While many people want ObamaCare repealed and replaced, McCaughey pointed out that the Constitution doesn’t give the President the authority to postpone pieces and parts of a law, and then to implement it after the 2014 mid-term elections when it would be more politically convenient. Even Iowa’s Democrat Senator Tom Harkin, who has been a staunch supporter of the President, has questioned the President authority to suspend the law.
One of the reasons the cost of ObamaCare is expected to rise so much is that the federal government will lose billions by not collecting employer penalties. Another is that people who enroll for ObamaCare through the exchanges will not be required to prove their financial eligibility to receive federal subsidies. According to McCaughey, the Obama Administration made this accommodation to business not to help them in dealing with the complexities of ObamaCare, but to drive uninsured workers into the health exchanges in an effort to create the single payer system all around.
McCaughey says conservatives can use the 2014 elections as a referendum on ObamaCare, and because it is unlikely that the law will be completely repealed in the near term, she advises people to talk with their doctor about ways to keep their medical records private and out of the larger computerized health care system. Because of the dysfunction of a government run health care system, McCaughey predicts many doctors will opt out and will go to a cash-for-service relationship with their patients.

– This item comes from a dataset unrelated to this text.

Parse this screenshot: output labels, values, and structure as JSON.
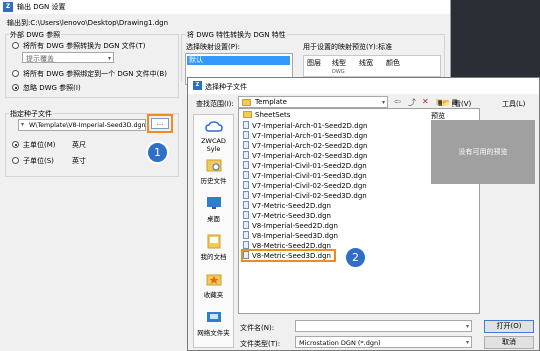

As an antidote to the politics and headaches of ObamaCare, I recommend picking up Dr. Ben Carson’s book. Dr. Carson is a professor of neurosurgery, plastic surgery, oncology, and pediatrics, and the Director of Pediatric Neurosurgery at Johns Hopkins Medical Institutions. He is also the man who schooled President Obama for nearly 30 minutes at the National Prayer Breakfast earlier this year on the nation’s moral decay and the consequences of fiscal. In Chapter 10, Dr. Carson takes on the idea that health care is a right and challenges some the thinking that “health care should be available to everyone in our society, but rather how can we provide universal health care in an efficient and cost-effective way.” He proposes some pragmatic yet compassionate ways to address the problems of the costs of health care particularly during the last six months of life, of waste from fraud, of the need for tort reform and the need for portability of health insurance. Dr. Carson’s book is inspirational on many levels and offers practical solutions that foster self-reliance and personal responsibility.